Three pieces of timber of lengths 63m, 42m and 35m, have to be divided into planks of the same length. What is the greatest possible length of each plank?

To find the greatest possible length of each plank that can be cut from the three pieces of timber measuring 63m, 42m, and 35m, we need to determine the highest common factor (HCF) of these three lengths.
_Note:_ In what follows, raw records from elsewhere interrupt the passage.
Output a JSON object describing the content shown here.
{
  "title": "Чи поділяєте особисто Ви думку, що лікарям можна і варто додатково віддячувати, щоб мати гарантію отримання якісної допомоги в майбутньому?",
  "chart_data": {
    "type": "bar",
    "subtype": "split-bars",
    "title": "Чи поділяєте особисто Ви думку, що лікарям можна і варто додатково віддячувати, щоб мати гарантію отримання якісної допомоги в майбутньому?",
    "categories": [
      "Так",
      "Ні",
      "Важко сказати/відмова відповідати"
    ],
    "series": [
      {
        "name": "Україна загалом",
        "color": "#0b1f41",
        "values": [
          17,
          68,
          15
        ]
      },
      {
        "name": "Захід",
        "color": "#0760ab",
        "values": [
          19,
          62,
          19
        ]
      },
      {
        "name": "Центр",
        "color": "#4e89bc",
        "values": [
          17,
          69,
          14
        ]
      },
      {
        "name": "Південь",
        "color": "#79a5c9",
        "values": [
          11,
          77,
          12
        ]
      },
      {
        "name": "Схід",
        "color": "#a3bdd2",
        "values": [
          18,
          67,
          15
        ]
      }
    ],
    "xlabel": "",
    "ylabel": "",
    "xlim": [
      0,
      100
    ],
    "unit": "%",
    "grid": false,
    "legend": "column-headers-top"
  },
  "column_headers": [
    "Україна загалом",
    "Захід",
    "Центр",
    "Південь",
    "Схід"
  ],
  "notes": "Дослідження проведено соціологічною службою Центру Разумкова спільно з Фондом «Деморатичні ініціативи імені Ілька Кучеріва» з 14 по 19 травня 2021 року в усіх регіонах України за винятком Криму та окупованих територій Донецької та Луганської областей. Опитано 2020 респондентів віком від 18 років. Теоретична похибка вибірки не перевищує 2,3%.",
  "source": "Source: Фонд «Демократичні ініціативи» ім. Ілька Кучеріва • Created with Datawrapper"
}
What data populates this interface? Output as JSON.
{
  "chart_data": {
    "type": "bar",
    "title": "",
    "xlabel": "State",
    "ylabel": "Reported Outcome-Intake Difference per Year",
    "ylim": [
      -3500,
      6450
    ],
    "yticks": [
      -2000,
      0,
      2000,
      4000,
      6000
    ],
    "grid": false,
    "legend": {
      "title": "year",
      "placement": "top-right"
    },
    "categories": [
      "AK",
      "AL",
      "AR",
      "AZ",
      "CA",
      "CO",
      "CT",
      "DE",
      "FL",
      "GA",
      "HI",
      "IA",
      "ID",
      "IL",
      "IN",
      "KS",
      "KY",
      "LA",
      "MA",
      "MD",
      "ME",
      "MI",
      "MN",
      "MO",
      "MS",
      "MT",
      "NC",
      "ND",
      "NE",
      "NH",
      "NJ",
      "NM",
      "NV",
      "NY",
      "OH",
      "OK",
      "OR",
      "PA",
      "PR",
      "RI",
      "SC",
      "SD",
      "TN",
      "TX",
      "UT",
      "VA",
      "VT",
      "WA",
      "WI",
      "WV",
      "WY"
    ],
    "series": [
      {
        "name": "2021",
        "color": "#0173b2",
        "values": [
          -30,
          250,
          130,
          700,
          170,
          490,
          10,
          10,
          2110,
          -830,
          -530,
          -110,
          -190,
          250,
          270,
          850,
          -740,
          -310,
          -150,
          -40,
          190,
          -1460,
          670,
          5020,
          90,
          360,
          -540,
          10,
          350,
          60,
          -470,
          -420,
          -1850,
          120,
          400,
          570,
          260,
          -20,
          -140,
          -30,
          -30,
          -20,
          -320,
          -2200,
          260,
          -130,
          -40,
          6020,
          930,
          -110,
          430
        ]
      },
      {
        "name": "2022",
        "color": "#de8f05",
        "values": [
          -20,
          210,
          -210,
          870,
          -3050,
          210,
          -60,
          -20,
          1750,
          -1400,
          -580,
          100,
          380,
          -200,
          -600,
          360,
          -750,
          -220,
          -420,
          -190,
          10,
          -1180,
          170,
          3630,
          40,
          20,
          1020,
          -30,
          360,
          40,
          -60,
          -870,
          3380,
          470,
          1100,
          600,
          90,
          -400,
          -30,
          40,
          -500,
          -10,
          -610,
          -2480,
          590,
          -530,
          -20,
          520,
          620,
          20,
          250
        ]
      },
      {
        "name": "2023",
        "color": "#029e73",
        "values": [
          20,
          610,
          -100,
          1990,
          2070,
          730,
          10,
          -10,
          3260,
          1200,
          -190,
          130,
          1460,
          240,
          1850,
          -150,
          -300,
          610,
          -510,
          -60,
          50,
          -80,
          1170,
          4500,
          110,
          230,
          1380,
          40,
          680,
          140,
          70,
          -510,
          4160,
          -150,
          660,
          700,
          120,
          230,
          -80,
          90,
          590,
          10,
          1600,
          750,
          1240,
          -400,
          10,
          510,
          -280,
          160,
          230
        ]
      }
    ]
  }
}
Here are the steps to solve the problem: ### Step 1: Factorize each length - **63**: The prime factorization of 63 is \(3 \times 3 \times 7\) or \(3^2 \times 7\). - **42**: The prime factorization of 42 is \(2 \times 3 \times 7\). - **35**: The prime factorization of 35 is \(5 \times 7\). ### Step 2: Identify the common factors Now, we will identify the common prime factors from the factorizations: - From 63: \(3^2, 7\) - From 42: \(2, 3, 7\) - From 35: \(5, 7\) The only common prime factor among all three lengths is \(7\). ### Step 3: Determine the HCF The HCF is the product of the lowest powers of all common prime factors. Here, the only common factor is \(7\) (which has the power of \(1\) in all factorizations). Therefore, the HCF of 63, 42, and 35 is: \[ \text{HCF} = 7 \] ### Step 4: Conclusion The greatest possible length of each plank that can be cut from the three pieces of timber is **7 meters**.